Christina Rose Marie (Bast) Krismer “Grandma’s Kuchen”

Interviewed: Regina, Saskatchewan, Canada, 28 July 2006

Born: Regina, Saskatchewan, Canada, 27 August 1937

She was a good cook. She was a very good cook. She didn’t necessarily, I don’t think, do a lot of different things. But whatever she did was well done. We certainly had Kuchen that she made. And I’m not sure if the Kuchen we had was the same as other people’s, looking at the recipes that Michael has had on the internet. Our Kuchen was made – well, we could make it with sour cream or with sweet cream. And most often ours was sour cream based. Because although we had cream on the farm, we wanted a use for the cream when it wasn’t sweet any more. And so we used sour cream. My recipe that I have makes a very big batch.
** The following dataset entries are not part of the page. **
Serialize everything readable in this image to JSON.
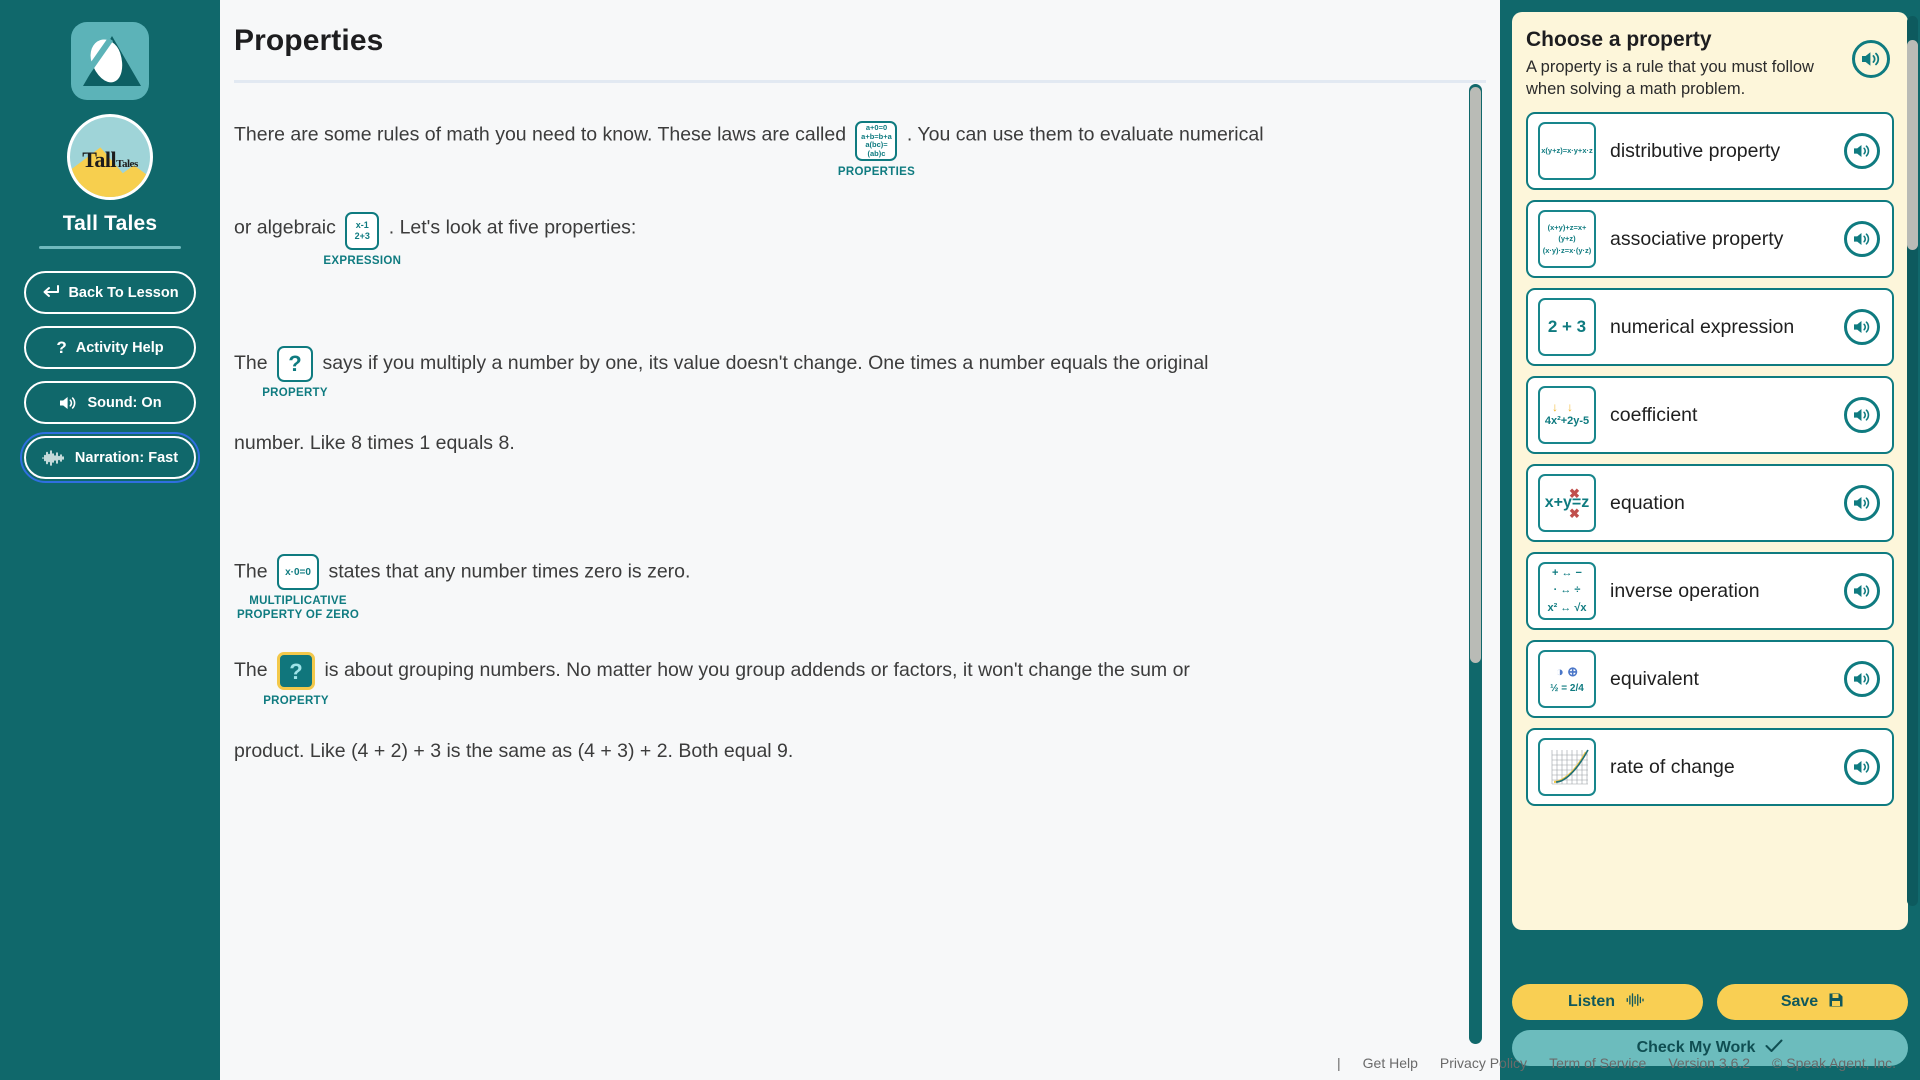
{
  "sidebar": {
    "brand_title": "Tall Tales",
    "logo_main": "Tall",
    "logo_sub": "Tales",
    "buttons": [
      {
        "label": "Back To Lesson",
        "icon": "return-arrow-icon",
        "glyph": "↵",
        "focused": false
      },
      {
        "label": "Activity Help",
        "icon": "question-mark-icon",
        "glyph": "?",
        "focused": false
      },
      {
        "label": "Sound: On",
        "icon": "speaker-icon",
        "glyph": "🔊",
        "focused": false
      },
      {
        "label": "Narration: Fast",
        "icon": "waveform-icon",
        "glyph": "‖",
        "focused": true
      }
    ]
  },
  "main": {
    "title": "Properties",
    "paragraphs": [
      {
        "id": "p1",
        "before": "There are some rules of math you need to know. These laws are called",
        "blank": {
          "kind": "filled",
          "lines": [
            "a+0=0",
            "a+b=b+a",
            "a(bc)=(ab)c"
          ],
          "caption": "PROPERTIES"
        },
        "after": ". You can use them to evaluate numerical"
      },
      {
        "id": "p2",
        "before": "or algebraic",
        "blank": {
          "kind": "filled",
          "lines": [
            "x-1",
            "2+3"
          ],
          "caption": "EXPRESSION"
        },
        "after": ". Let's look at five properties:"
      },
      {
        "id": "p3",
        "before": "The",
        "blank": {
          "kind": "empty",
          "lines": [
            "?"
          ],
          "caption": "PROPERTY"
        },
        "after": "says if you multiply a number by one, its value doesn't change. One times a number equals the original"
      },
      {
        "id": "p4",
        "text": "number. Like 8 times 1 equals 8."
      },
      {
        "id": "p5",
        "before": "The",
        "blank": {
          "kind": "filled",
          "lines": [
            "x·0=0"
          ],
          "caption": "MULTIPLICATIVE PROPERTY OF ZERO"
        },
        "after": "states that any number times zero is zero."
      },
      {
        "id": "p6",
        "before": "The",
        "blank": {
          "kind": "selected",
          "lines": [
            "?"
          ],
          "caption": "PROPERTY"
        },
        "after": "is about grouping numbers. No matter how you group addends or factors, it won't change the sum or"
      },
      {
        "id": "p7",
        "text": "product. Like (4 + 2) + 3 is the same as (4 + 3) + 2. Both equal 9."
      }
    ]
  },
  "panel": {
    "heading": "Choose a property",
    "description": "A property is a rule that you must follow when solving a math problem.",
    "header_speaker_icon": "speaker-icon",
    "items": [
      {
        "label": "distributive property",
        "icon_lines": [
          "x(y+z)=x·y+x·z"
        ],
        "icon_style": "small",
        "speaker_icon": "speaker-icon"
      },
      {
        "label": "associative property",
        "icon_lines": [
          "(x+y)+z=x+(y+z)",
          "(x·y)·z=x·(y·z)"
        ],
        "icon_style": "small",
        "speaker_icon": "speaker-icon"
      },
      {
        "label": "numerical expression",
        "icon_lines": [
          "2 + 3"
        ],
        "icon_style": "big",
        "speaker_icon": "speaker-icon"
      },
      {
        "label": "coefficient",
        "icon_lines": [
          "4x²+2y-5"
        ],
        "icon_style": "small",
        "speaker_icon": "speaker-icon"
      },
      {
        "label": "equation",
        "icon_lines": [
          "x+y=z"
        ],
        "icon_style": "big",
        "speaker_icon": "speaker-icon"
      },
      {
        "label": "inverse operation",
        "icon_lines": [
          "+ ↔ −",
          "· ↔ ÷",
          "x² ↔ √x"
        ],
        "icon_style": "small",
        "speaker_icon": "speaker-icon"
      },
      {
        "label": "equivalent",
        "icon_lines": [
          "◑ ⊕",
          "½ = 2/4"
        ],
        "icon_style": "small",
        "speaker_icon": "speaker-icon"
      },
      {
        "label": "rate of change",
        "icon_lines": [
          "graph"
        ],
        "icon_style": "graph",
        "speaker_icon": "speaker-icon"
      }
    ],
    "actions": {
      "listen": "Listen",
      "listen_icon": "waveform-icon",
      "save": "Save",
      "save_icon": "floppy-disk-icon",
      "check": "Check My Work",
      "check_icon": "checkmark-icon"
    }
  },
  "footer": {
    "separator": "|",
    "links": [
      "Get Help",
      "Privacy Policy",
      "Term of Service"
    ],
    "version": "Version 3.6.2",
    "copyright": "© Speak Agent, Inc."
  },
  "colors": {
    "teal": "#10686b",
    "teal_accent": "#0f7b80",
    "cream": "#fdf6da",
    "yellow": "#f9cf53",
    "light_teal": "#6cbcbd"
  }
}
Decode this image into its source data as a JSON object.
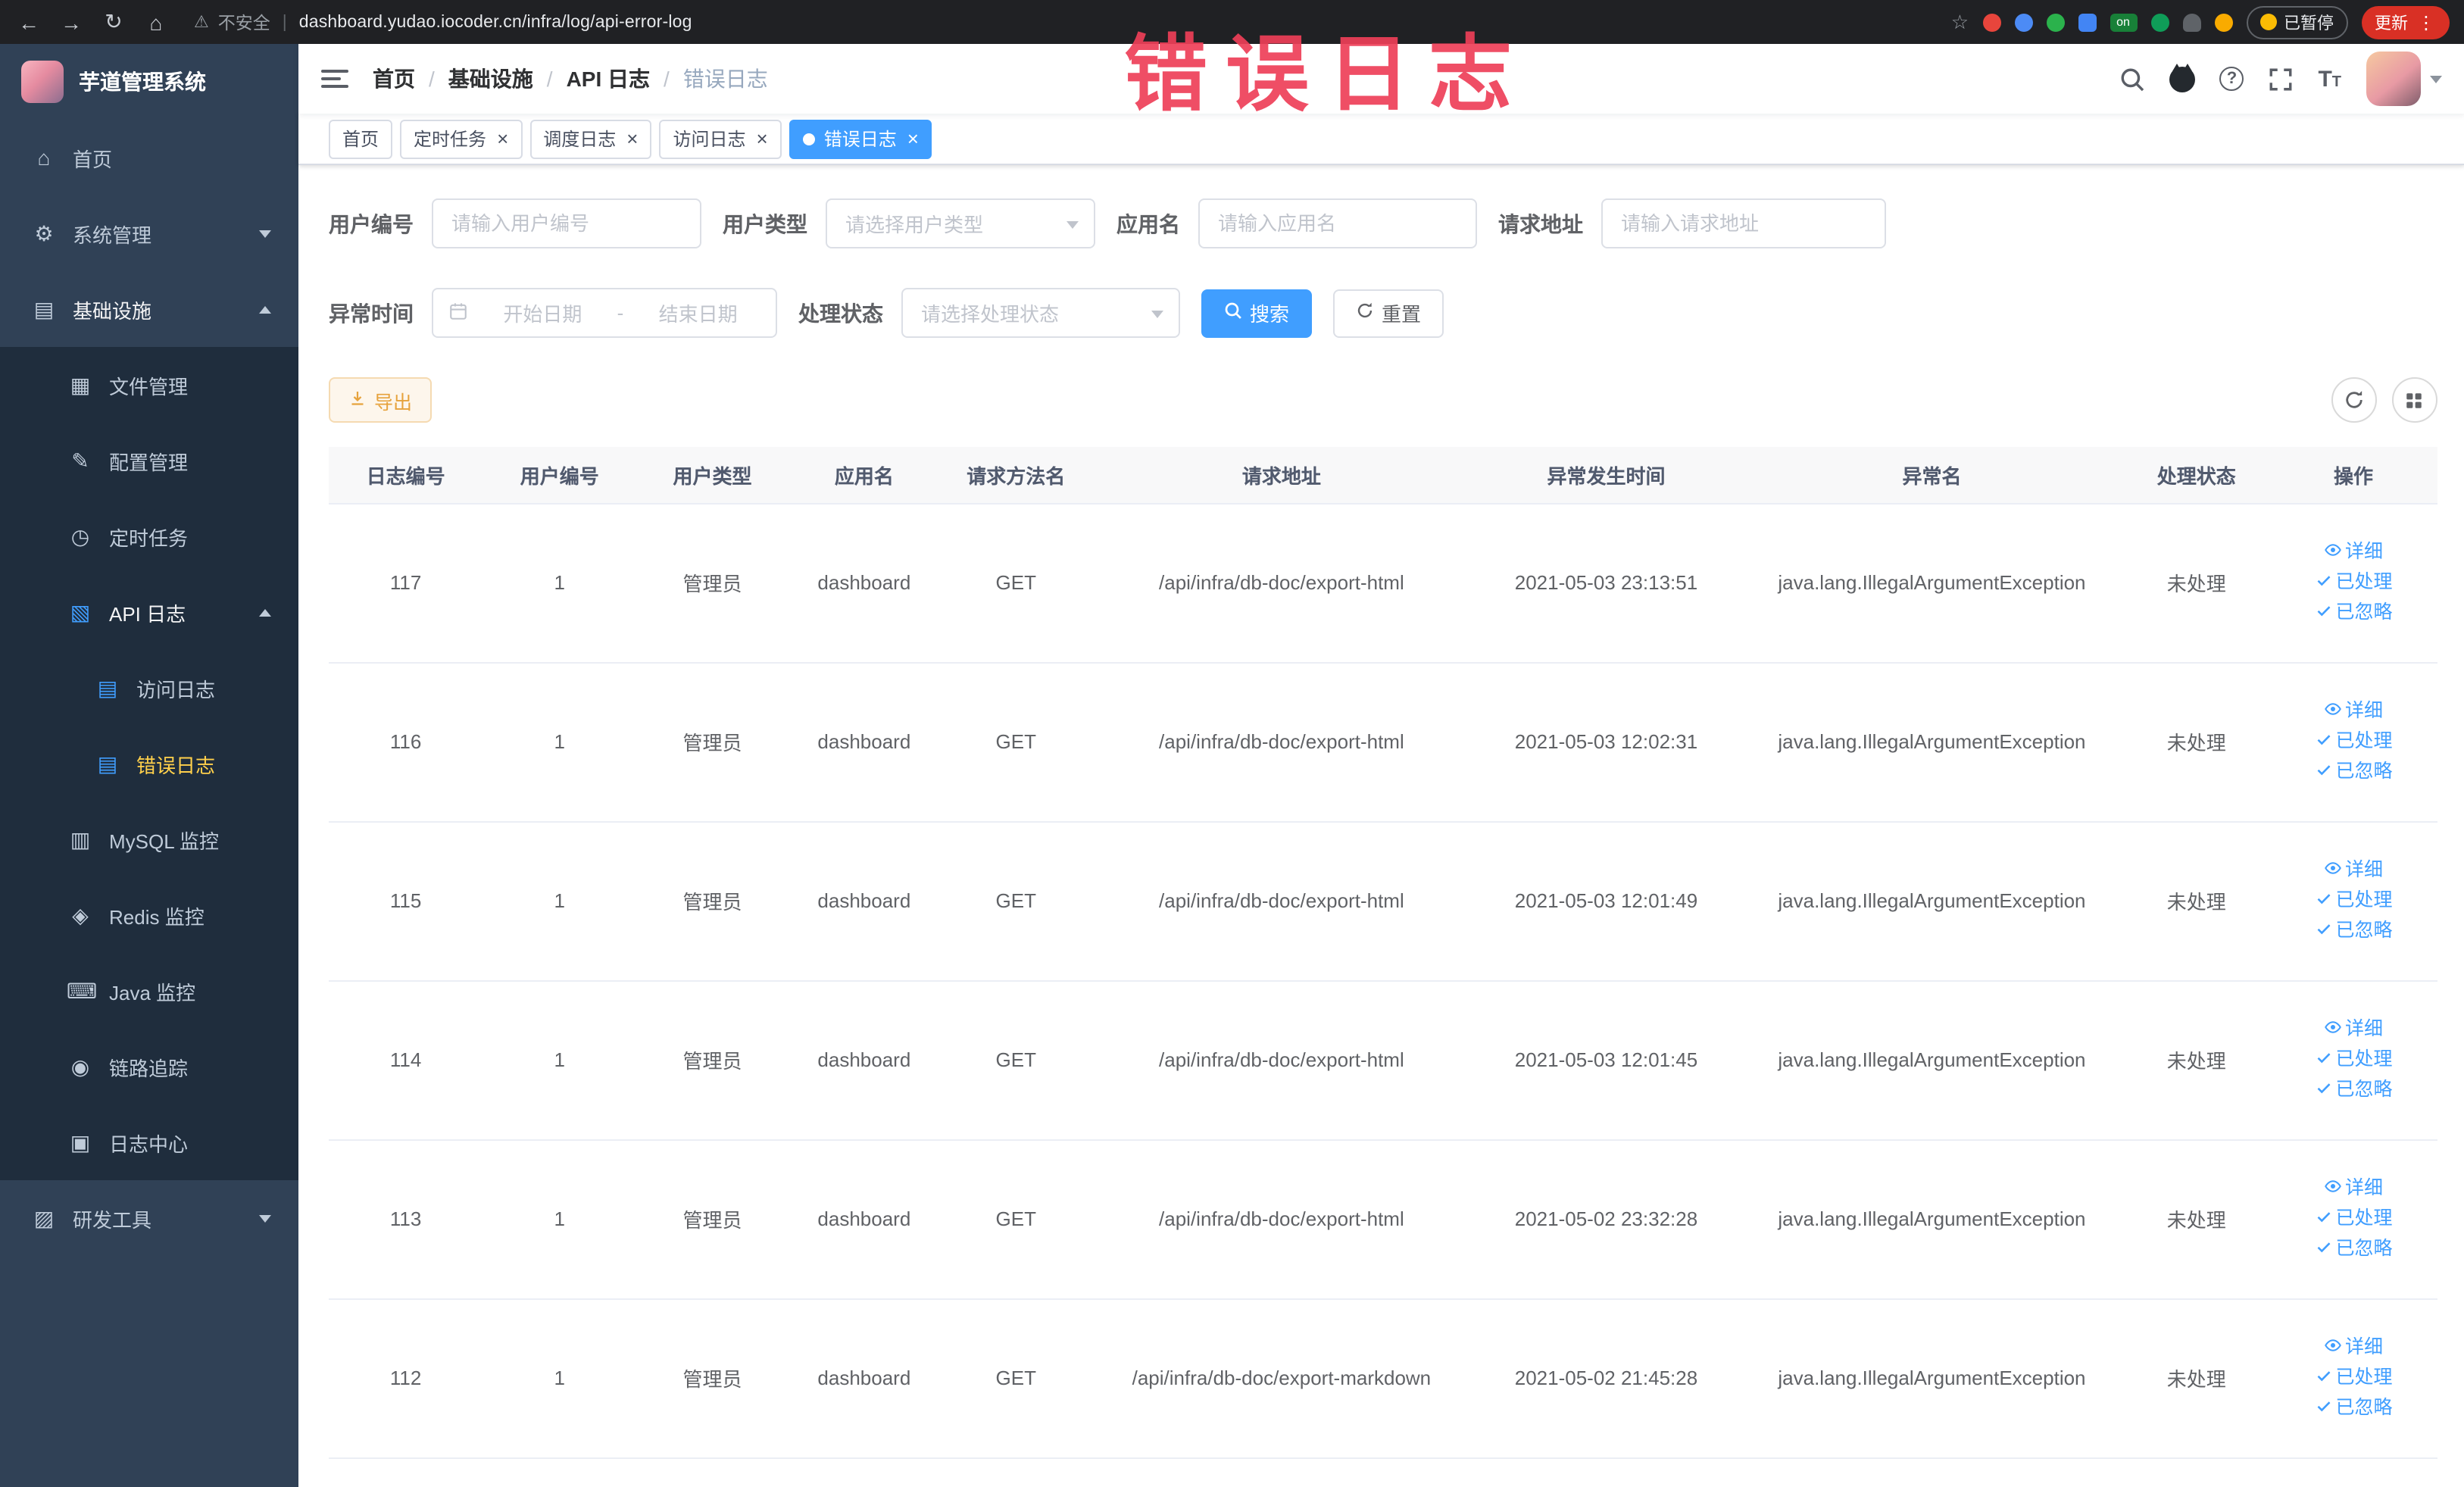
{
  "browser": {
    "security_label": "不安全",
    "url": "dashboard.yudao.iocoder.cn/infra/log/api-error-log",
    "extension_badge": "on",
    "paused_label": "已暂停",
    "update_label": "更新"
  },
  "watermark": "错误日志",
  "sidebar": {
    "logo_title": "芋道管理系统",
    "items": [
      {
        "label": "首页",
        "level": 1,
        "icon": "home-icon",
        "glyph": "⌂"
      },
      {
        "label": "系统管理",
        "level": 1,
        "icon": "gear-icon",
        "glyph": "⚙",
        "chevron": "down"
      },
      {
        "label": "基础设施",
        "level": 1,
        "icon": "infra-icon",
        "glyph": "▤",
        "chevron": "up",
        "open": true
      },
      {
        "label": "文件管理",
        "level": 2,
        "icon": "file-icon",
        "glyph": "▦"
      },
      {
        "label": "配置管理",
        "level": 2,
        "icon": "edit-icon",
        "glyph": "✎"
      },
      {
        "label": "定时任务",
        "level": 2,
        "icon": "timer-icon",
        "glyph": "◷"
      },
      {
        "label": "API 日志",
        "level": 2,
        "icon": "api-log-icon",
        "glyph": "▧",
        "chevron": "up",
        "open": true,
        "iconBlue": true
      },
      {
        "label": "访问日志",
        "level": 3,
        "icon": "access-log-icon",
        "glyph": "▤",
        "iconBlue": true
      },
      {
        "label": "错误日志",
        "level": 3,
        "icon": "error-log-icon",
        "glyph": "▤",
        "iconBlue": true,
        "active": true
      },
      {
        "label": "MySQL 监控",
        "level": 2,
        "icon": "mysql-icon",
        "glyph": "▥"
      },
      {
        "label": "Redis 监控",
        "level": 2,
        "icon": "redis-icon",
        "glyph": "◈"
      },
      {
        "label": "Java 监控",
        "level": 2,
        "icon": "java-icon",
        "glyph": "⌨"
      },
      {
        "label": "链路追踪",
        "level": 2,
        "icon": "trace-icon",
        "glyph": "◉"
      },
      {
        "label": "日志中心",
        "level": 2,
        "icon": "log-center-icon",
        "glyph": "▣"
      },
      {
        "label": "研发工具",
        "level": 1,
        "icon": "tools-icon",
        "glyph": "▨",
        "chevron": "down"
      }
    ]
  },
  "header": {
    "breadcrumb": [
      "首页",
      "基础设施",
      "API 日志",
      "错误日志"
    ]
  },
  "tabs": [
    {
      "label": "首页",
      "closable": false,
      "active": false
    },
    {
      "label": "定时任务",
      "closable": true,
      "active": false
    },
    {
      "label": "调度日志",
      "closable": true,
      "active": false
    },
    {
      "label": "访问日志",
      "closable": true,
      "active": false
    },
    {
      "label": "错误日志",
      "closable": true,
      "active": true
    }
  ],
  "filters": {
    "user_id": {
      "label": "用户编号",
      "placeholder": "请输入用户编号"
    },
    "user_type": {
      "label": "用户类型",
      "placeholder": "请选择用户类型"
    },
    "app_name": {
      "label": "应用名",
      "placeholder": "请输入应用名"
    },
    "request_url": {
      "label": "请求地址",
      "placeholder": "请输入请求地址"
    },
    "exception_time": {
      "label": "异常时间",
      "start_placeholder": "开始日期",
      "separator": "-",
      "end_placeholder": "结束日期"
    },
    "process_status": {
      "label": "处理状态",
      "placeholder": "请选择处理状态"
    },
    "search_label": "搜索",
    "reset_label": "重置"
  },
  "toolbar": {
    "export_label": "导出"
  },
  "table": {
    "columns": [
      "日志编号",
      "用户编号",
      "用户类型",
      "应用名",
      "请求方法名",
      "请求地址",
      "异常发生时间",
      "异常名",
      "处理状态",
      "操作"
    ],
    "rows": [
      [
        "117",
        "1",
        "管理员",
        "dashboard",
        "GET",
        "/api/infra/db-doc/export-html",
        "2021-05-03 23:13:51",
        "java.lang.IllegalArgumentException",
        "未处理"
      ],
      [
        "116",
        "1",
        "管理员",
        "dashboard",
        "GET",
        "/api/infra/db-doc/export-html",
        "2021-05-03 12:02:31",
        "java.lang.IllegalArgumentException",
        "未处理"
      ],
      [
        "115",
        "1",
        "管理员",
        "dashboard",
        "GET",
        "/api/infra/db-doc/export-html",
        "2021-05-03 12:01:49",
        "java.lang.IllegalArgumentException",
        "未处理"
      ],
      [
        "114",
        "1",
        "管理员",
        "dashboard",
        "GET",
        "/api/infra/db-doc/export-html",
        "2021-05-03 12:01:45",
        "java.lang.IllegalArgumentException",
        "未处理"
      ],
      [
        "113",
        "1",
        "管理员",
        "dashboard",
        "GET",
        "/api/infra/db-doc/export-html",
        "2021-05-02 23:32:28",
        "java.lang.IllegalArgumentException",
        "未处理"
      ],
      [
        "112",
        "1",
        "管理员",
        "dashboard",
        "GET",
        "/api/infra/db-doc/export-markdown",
        "2021-05-02 21:45:28",
        "java.lang.IllegalArgumentException",
        "未处理"
      ]
    ],
    "row_actions": [
      {
        "label": "详细",
        "icon": "view-icon"
      },
      {
        "label": "已处理",
        "icon": "check-icon"
      },
      {
        "label": "已忽略",
        "icon": "check-icon"
      }
    ]
  }
}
In fact, my sisters who now have got the recipe have said that it makes just too big a batch, so they cut it in half. I can make – what – one, two, three – at least three nine by twelve pans at one time with the recipe. So I mean, it’s not a small batch, it’s a big batch. And we’ve made all kinds of different Kuchens. Straight what I call brown sugar and cinnamon, or sugar and cinnamon Kuchen, spread on the top. Or in fall, one of my favorites is what I call peach Kuchen which we slice peaches onto the top, and then pour some sweet cream on top and let the cream bake with the stuff inside. But then there’s a plum one also that we have. So those are about the basic ones that we used. My mother, however, on the other side, although she made it too, brought with her and made something called Platshinta, and that was a sweet foundation dough that would be filled with cooked apricots and then closed up and sliced, almost like, not like cinnamon roll, but a dough similar to that. And then you baked and had a filling in it. I think some people may have used a poppy seed filling. That may have been another…but I know Mom made what we called the apricot Platshinta.